Еврейка, покорившая сердце губернатора, «так обожала арабскую музыку», что Вазиф даже согласился обучить ее игре на лютне. Похоже, он наслаждаляся этой головокружительной чередой оргий, в которых принимали участие «самые красивые еврейки», а иногда и русские девушки, застигнутые войной в Иерусалиме. Однажды квартирмейстер Четвертой армии Раушан-паша «сильно напился, а затем красивые еврейки довели его до безумия».

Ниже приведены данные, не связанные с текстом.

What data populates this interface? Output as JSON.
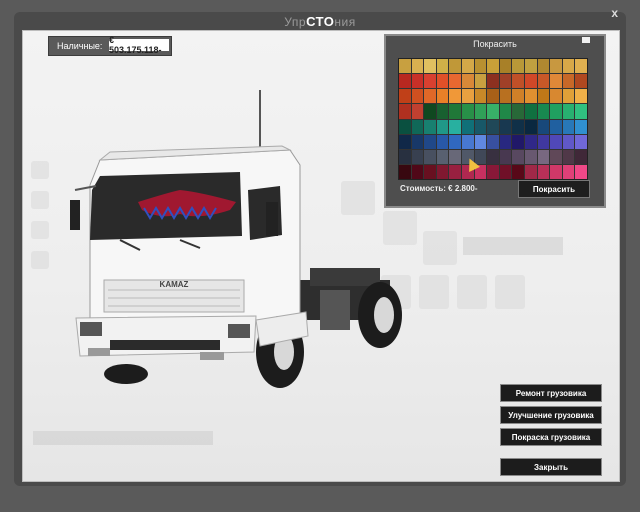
{
  "window": {
    "title_prefix": "Упр",
    "title_strong": "СТО",
    "title_suffix": "ния",
    "close_glyph": "x"
  },
  "cash": {
    "label": "Наличные:",
    "value": "€ 503.175.118-"
  },
  "paint_dialog": {
    "title": "Покрасить",
    "cost_label": "Стоимость: € 2.800-",
    "button": "Покрасить",
    "palette_rows": [
      [
        "#c8a040",
        "#d8b050",
        "#e0c060",
        "#d0b048",
        "#c09838",
        "#d4a848",
        "#b89030",
        "#c8a038",
        "#a88028",
        "#b89838",
        "#c0a040",
        "#b08830",
        "#c89840",
        "#d8a848",
        "#e0b050"
      ],
      [
        "#b82820",
        "#c83028",
        "#d84030",
        "#e05028",
        "#e86830",
        "#d88838",
        "#c8a040",
        "#8c3020",
        "#a04028",
        "#c05028",
        "#d04828",
        "#c85828",
        "#e08838",
        "#c86828",
        "#b04820"
      ],
      [
        "#c04018",
        "#d05020",
        "#e06828",
        "#e88028",
        "#f09838",
        "#e8a040",
        "#c88828",
        "#a86018",
        "#b87020",
        "#d08028",
        "#e09030",
        "#c07818",
        "#d88830",
        "#e0a038",
        "#f0b048"
      ],
      [
        "#b03020",
        "#c04030",
        "#104820",
        "#186030",
        "#207838",
        "#289048",
        "#30a058",
        "#38b068",
        "#208848",
        "#286838",
        "#107040",
        "#188850",
        "#20a060",
        "#28b070",
        "#30c080"
      ],
      [
        "#0a5040",
        "#106858",
        "#188070",
        "#209888",
        "#28b0a0",
        "#107078",
        "#185868",
        "#204858",
        "#183850",
        "#103048",
        "#0a2840",
        "#18487a",
        "#2060a0",
        "#2878b8",
        "#3090d0"
      ],
      [
        "#102848",
        "#183868",
        "#204888",
        "#2858a8",
        "#3068c0",
        "#4878d0",
        "#6088e0",
        "#3850a0",
        "#282880",
        "#201868",
        "#302888",
        "#4038a0",
        "#5048b8",
        "#6058c8",
        "#7068d8"
      ],
      [
        "#283040",
        "#384050",
        "#485060",
        "#586070",
        "#686878",
        "#505868",
        "#404858",
        "#383040",
        "#483850",
        "#584860",
        "#685870",
        "#786880",
        "#604858",
        "#503848",
        "#402838"
      ],
      [
        "#380810",
        "#500818",
        "#681020",
        "#801830",
        "#982040",
        "#b02850",
        "#c83060",
        "#881838",
        "#701028",
        "#580818",
        "#a02848",
        "#b83058",
        "#d03868",
        "#e04078",
        "#f04888"
      ]
    ]
  },
  "actions": {
    "repair": "Ремонт грузовика",
    "upgrade": "Улучшение грузовика",
    "paint": "Покраска грузовика",
    "close": "Закрыть"
  },
  "truck": {
    "brand": "KAMAZ"
  }
}
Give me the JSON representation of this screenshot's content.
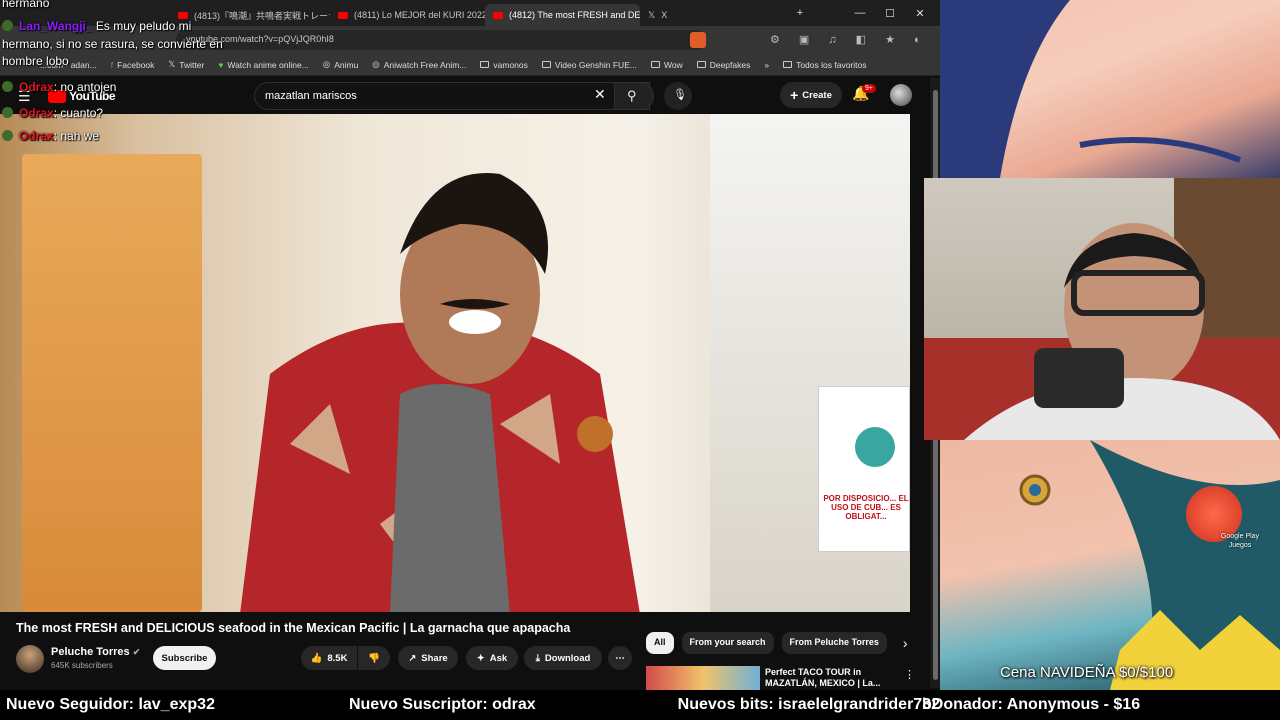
{
  "browser": {
    "tabs": [
      {
        "label": "(4813)『鳴潮』共鳴者実戦トレーラー | ..."
      },
      {
        "label": "(4811) Lo MEJOR del KURI 2022 - Y..."
      },
      {
        "label": "(4812) The most FRESH and DE..."
      },
      {
        "label": "X"
      }
    ],
    "url": "youtube.com/watch?v=pQVjJQR0hI8",
    "bookmarks": [
      "...com - adan...",
      "Facebook",
      "Twitter",
      "Watch anime online...",
      "Animu",
      "Aniwatch Free Anim...",
      "vamonos",
      "Video Genshin FUE...",
      "Wow",
      "Deepfakes",
      "Todos los favoritos"
    ]
  },
  "youtube": {
    "logo": "YouTube",
    "search_value": "mazatlan mariscos",
    "create_label": "Create",
    "notif_badge": "9+",
    "video": {
      "title": "The most FRESH and DELICIOUS seafood in the Mexican Pacific | La garnacha que apapacha",
      "channel": "Peluche Torres",
      "subscribers": "645K subscribers",
      "subscribe_label": "Subscribe",
      "likes": "8.5K",
      "share_label": "Share",
      "ask_label": "Ask",
      "download_label": "Download",
      "sign_text": "POR DISPOSICIO... EL USO DE CUB... ES OBLIGAT..."
    },
    "chips": [
      "All",
      "From your search",
      "From Peluche Torres"
    ],
    "recommended": {
      "title": "Perfect TACO TOUR in MAZATLÁN, MEXICO | La..."
    }
  },
  "chat": [
    {
      "name": "",
      "text": "hermano"
    },
    {
      "name": "Lan_Wangji_",
      "text": "Es muy peludo mi"
    },
    {
      "name": "",
      "text": "hermano, si no se rasura, se convierte en"
    },
    {
      "name": "",
      "text": "hombre lobo"
    },
    {
      "name": "Odrax",
      "text": "no antojen"
    },
    {
      "name": "Odrax",
      "text": "cuanto?"
    },
    {
      "name": "Odrax",
      "text": "nah we"
    }
  ],
  "overlay": {
    "goal": "Cena NAVIDEÑA $0/$100",
    "google_play": "Google Play Juegos"
  },
  "ticker": [
    "Nuevo Seguidor: lav_exp32",
    "Nuevo Suscriptor: odrax",
    "Nuevos bits: israelelgrandrider732",
    "bDonador: Anonymous - $16"
  ],
  "colors": {
    "youtube_red": "#ff0000",
    "chat_name": "#e0141e",
    "ticker_bg": "#000000"
  }
}
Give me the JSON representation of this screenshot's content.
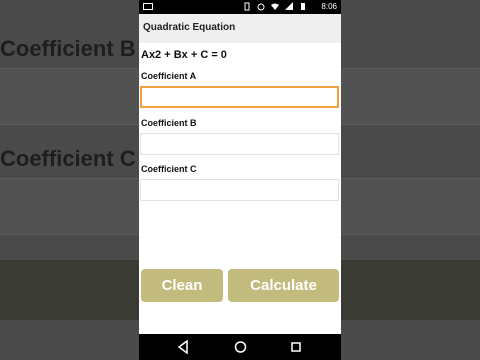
{
  "app": {
    "title": "Quadratic Equation",
    "equation": "Ax2 + Bx + C = 0"
  },
  "status_bar": {
    "time": "8:06",
    "icons": [
      "cast-icon",
      "vibrate-icon",
      "alarm-icon",
      "wifi-icon",
      "signal-icon",
      "battery-icon"
    ]
  },
  "form": {
    "coef_a": {
      "label": "Coefficient A",
      "value": "",
      "placeholder": ""
    },
    "coef_b": {
      "label": "Coefficient B",
      "value": "",
      "placeholder": ""
    },
    "coef_c": {
      "label": "Coefficient C",
      "value": "",
      "placeholder": ""
    }
  },
  "buttons": {
    "clean": "Clean",
    "calculate": "Calculate"
  },
  "navbar": {
    "icons": [
      "back-icon",
      "home-icon",
      "recents-icon"
    ]
  },
  "colors": {
    "button_bg": "#c3ba7d",
    "focus_border": "#f0a040",
    "appbar_bg": "#efefef"
  }
}
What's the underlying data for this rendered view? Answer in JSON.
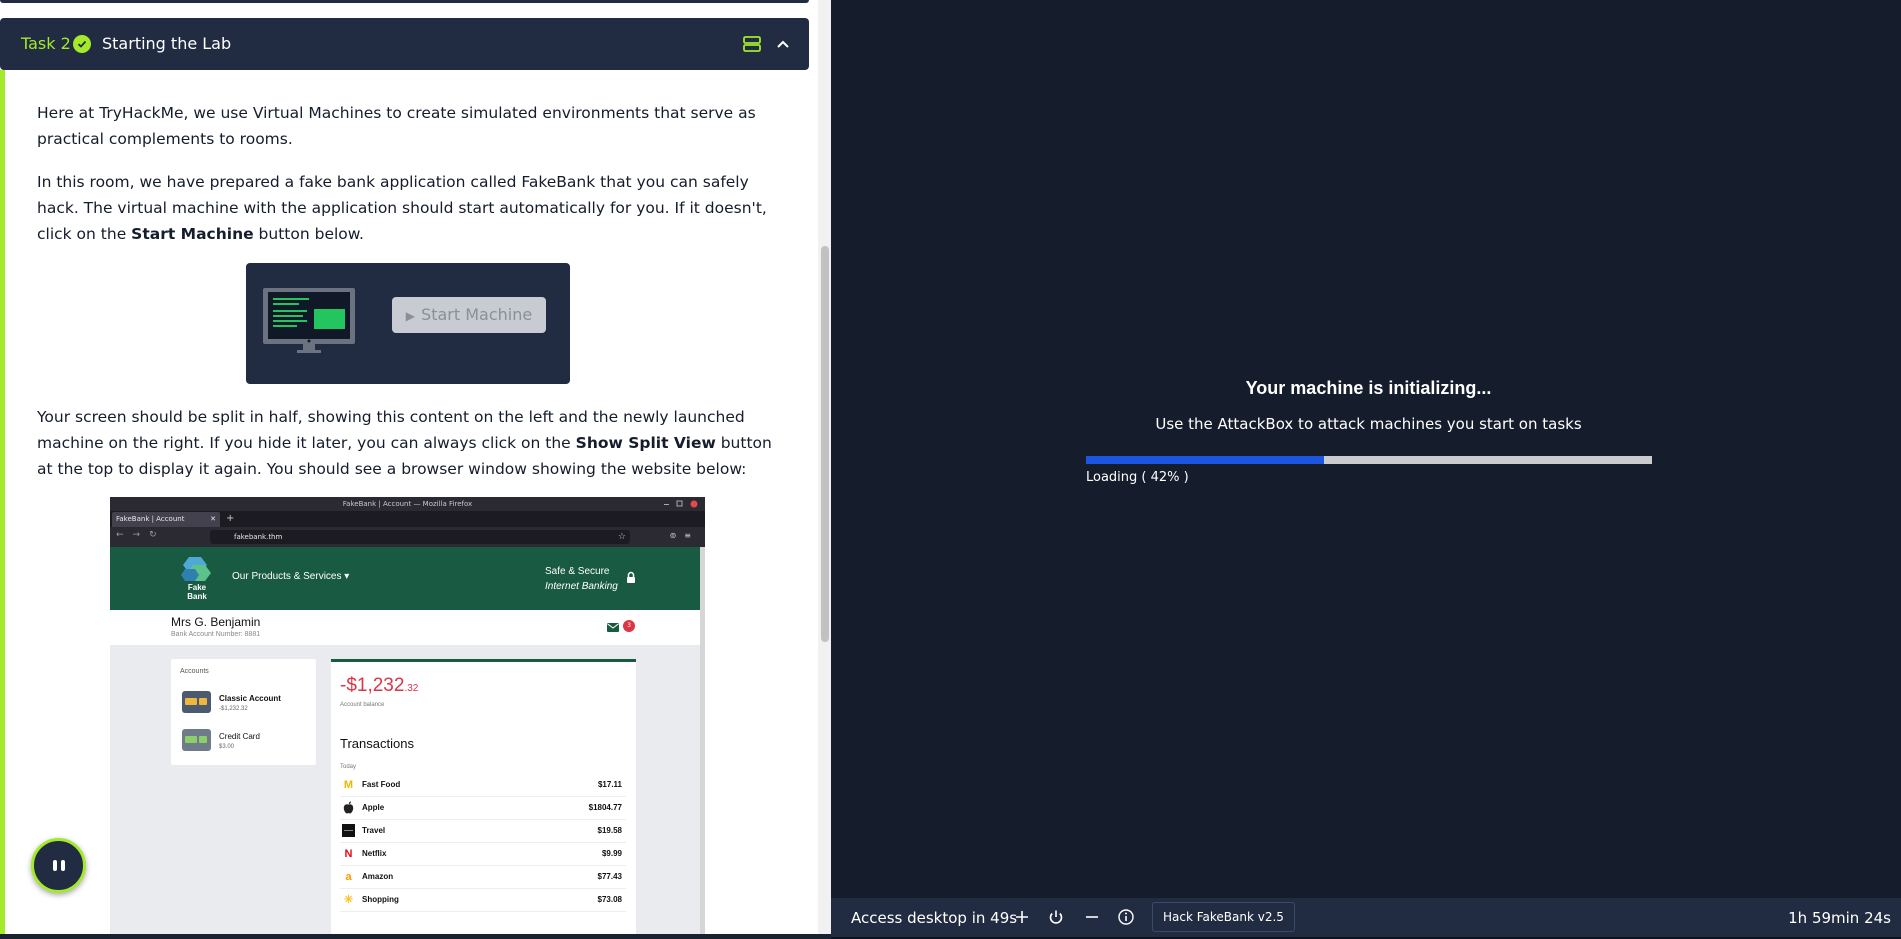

Вазифу не нужно было работать, поскольку его знатные покровители — сначала Хусейн Хусейни, а позднее Раджиб Нашашиби — всегда находили ему синекуры в городской администрации. Хусейни был главой благотворительного общества Красного Полумесяца. А благотворительность частенько являлась бессовестным прикрытием для мотовства и тщеславия: на благотворительных вечерах «самых привлекательных дам Иерусалима» просили наряжаться в османскую военную форму, которая соблазнительно облегала фигуру и к тому же была украшена красными полумесяцами. Такое зрелище производило неотразимое впечатление на Джемаля. Его собственной дамой сердца была Лея Тененбаум, которую Вазиф считал «одной из самых красивых женщин во всей Палестине». А Сима аль-Магрибийя, еще одна еврейка, владела сердцем гарнизонного командира. Губернатор же находил утешение в объятиях англичанки мисс Кобб.
Иногда и лютнисту Вазифу перепадал лакомый кусок с барского стола. Однажды его с друзьями пригласили на вечеринку в еврейском доме. Там в большом зале они увидели «группу османских офицеров, обхаживавших дам», среди которых была и известная мисс Рэчел. Неожиданно пьяные турки завязали драку и принялись палить из револьверов сначала в люстры, а затем друг в друга. Музыканты в страхе разбежались. Любимую лютню Вазифа разбили вдребезги, но очаровательная мисс Рэчел затолкала его в чулан и показала потайную дверь, через которую он попал в соседний дом. «Она спасла мне жизнь, — вспоминал Вазиф, с явным удовольствием добавляя: — И я провел с ней ночь».
27 апреля 1915 года, в годовщину воцарения султана Мехмета, Джемаль пригласил османских и германских командующих, а также иерусалимскую знать на званый обед в своей ставке — в экспроприированном французском монастыре у Новых ворот. Османских офицеров сопровождали 50 проституток, хотя представители городской знати пожаловали на прием со своими чопорными женами.